CAPITOLO 39 - ELIZABETH

223 30 92
                                    

Nathan si sporge appena verso Ber, afferra una ciocca dei suoi capelli castani e lunghi, la attorciglia con delicatezza ed eccessiva lentezza alle sue dita affusolate. Le rivolge un sorriso traverso che basta a stregarla. Mi sembra di essere tornata al punto di partenza.

«Allora, mia cara Amber,» dice accarezzando ogni lettera del suo nome, lei gli fissa le labbra ipnotizzata, sono sicura abbia già dimenticato la sua stessa domanda «la storia tra me ed Elizabeth inizia e finisce con un vaffanculo» continua tendendo istintivamente le spalle, fa ticchettare ritmicamente l'indice della mano libera sulla parete lucida del bicchierino di vetro vuoto, non mi guarda. Lapidario ma coerente.

Nella mia testa, mentre fisso la sua schiena ancora rigida, rivedo tutto, un flashback dopo l'altro.

La prima volta che ho pronunciato quel vaffanculo seguito dalla sua risata sincera, la vicinanza eccessiva e pericolosa nel corridoio di scuola con le gambe che mi tradivano a ogni parola, il pomeriggio a casa mia in cui ho capito che non era poi così irritante, il suo corpo contro il mio, la Camaro azzurra, i suoi occhi profondi come il mare nella notte in cui mi ha detto ti amo.

Ho risentito tutto: l'irritazione, la negazione, le farfalle, la resa, l'amore, la sua delusione.

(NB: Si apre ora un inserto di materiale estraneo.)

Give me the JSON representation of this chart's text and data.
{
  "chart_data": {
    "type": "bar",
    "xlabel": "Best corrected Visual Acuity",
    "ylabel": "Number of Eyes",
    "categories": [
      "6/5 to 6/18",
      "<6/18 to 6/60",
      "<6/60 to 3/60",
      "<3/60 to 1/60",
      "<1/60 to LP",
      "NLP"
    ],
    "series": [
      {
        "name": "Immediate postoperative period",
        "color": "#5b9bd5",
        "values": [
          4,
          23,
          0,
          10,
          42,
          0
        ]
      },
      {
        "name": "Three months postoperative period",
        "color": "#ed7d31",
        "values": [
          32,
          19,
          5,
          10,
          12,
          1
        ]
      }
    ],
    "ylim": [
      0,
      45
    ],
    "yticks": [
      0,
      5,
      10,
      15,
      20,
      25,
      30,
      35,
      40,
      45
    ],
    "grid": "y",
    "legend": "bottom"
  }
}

Ho portato le dita istintivamente al suo gomito, l'ho sfiorato quasi impercettibilmente con quel gesto distratto e familiare con cui mi ha toccato centinaia di volte. Si è voltato di scatto, gli occhi incandescenti come ferro appena fuso, ha ritratto il braccio quasi subito.

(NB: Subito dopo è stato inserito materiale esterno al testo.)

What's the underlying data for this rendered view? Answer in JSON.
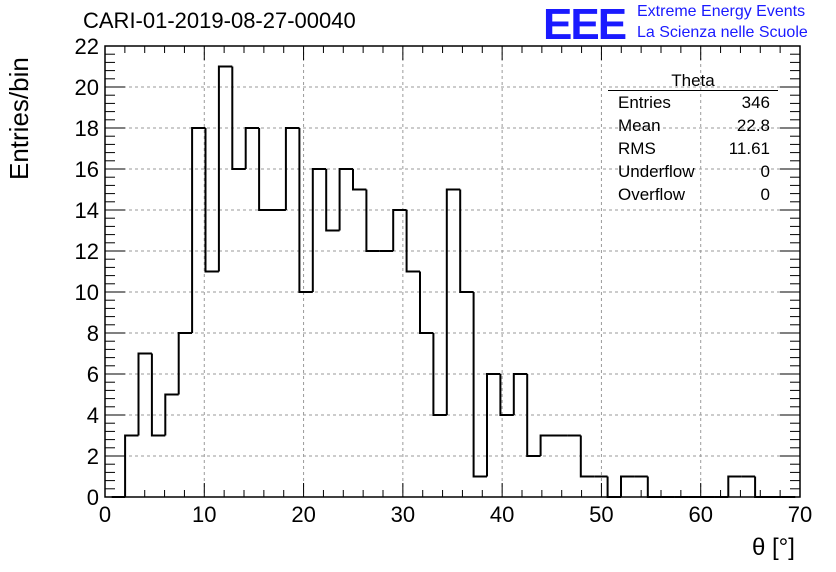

«Non farlo mai più» ha soffiato dalle labbra con un tono basso e graffiante, la mandibola stretta e il cuore lontano anni luce da me. È difficile trattenere le lacrime, ancor di più sopportare il ghiaccio incastonato nei suoi occhi mentre mi guarda.

«Beth mi aveva detto che tra di voi non scorre buon sangue ma non immaginavo fino a questo punto» la voce di Amber arriva chiara e lenta alle sue spalle, non capisco se la nota fuori posto che percepisco sia inconsapevole divertimento o apprensione.

Io vorrei solo piangere, o urlare, fino a cancellare il distacco che vedo e sento. Odio questa nuova realtà in cui mi tratta alla stregua degli altri, in cui sono un'estranea, praticamente nessuno.

Nathan continua a fissarmi senza aggiungere altro e vi assicuro che sono proprio i silenzi come questo che tagliano, scavano e grattano molto più crudelmente di quanto già non facciano le sue parole.

«Rilassiamo gli animi, okay? Vado a prendere qualcosa da bere per tutti» continua alzandosi in piedi, Nate tende il collo verso di lei e abbozza un sorriso.

«Questa si che mi sembra un'ottima idea.» dice portando la mano sul suo fianco, c'affonda le dita con un'espressione da stronzo che mi manda fuori di testa. Capisco che l'ho ferito ma questo di certo non mi impedisce di ammazzarlo.

«Le mie idee sono sempre splendide, tesoro,» la voce di Amber assume sfumature calde e provocatorie, stringe appena le labbra mentre gli occhi, d'un verde intenso e scuro, scintillano come pietre preziose mentre lo guarda. Giuro che gliele taglio quelle maledette dita.

«Tutte.» conclude languida con un occhiolino, mi rivolge un'occhiata distratta e sorridente prima di ancheggiare lenta verso il bancone del bar. Nathan segue con gli occhi ogni movimento mentre la gelosia si fonde con ogni parte di me.

«Hai finito?» dico a denti stretti tirando l'orlo della sua camicia scura, all'altezza del braccio, proprio mentre Amber sparisce dietro una porta riservata ai dipendenti.

Ha i capelli neri e lucidi che gli coprono in parte la fronte, il taglio della mascella netto e teso, il naso dritto e l'aria furiosa, a tratti pericolosa. Il fatto che sia uno stronzo patentato non lo rende meno bello.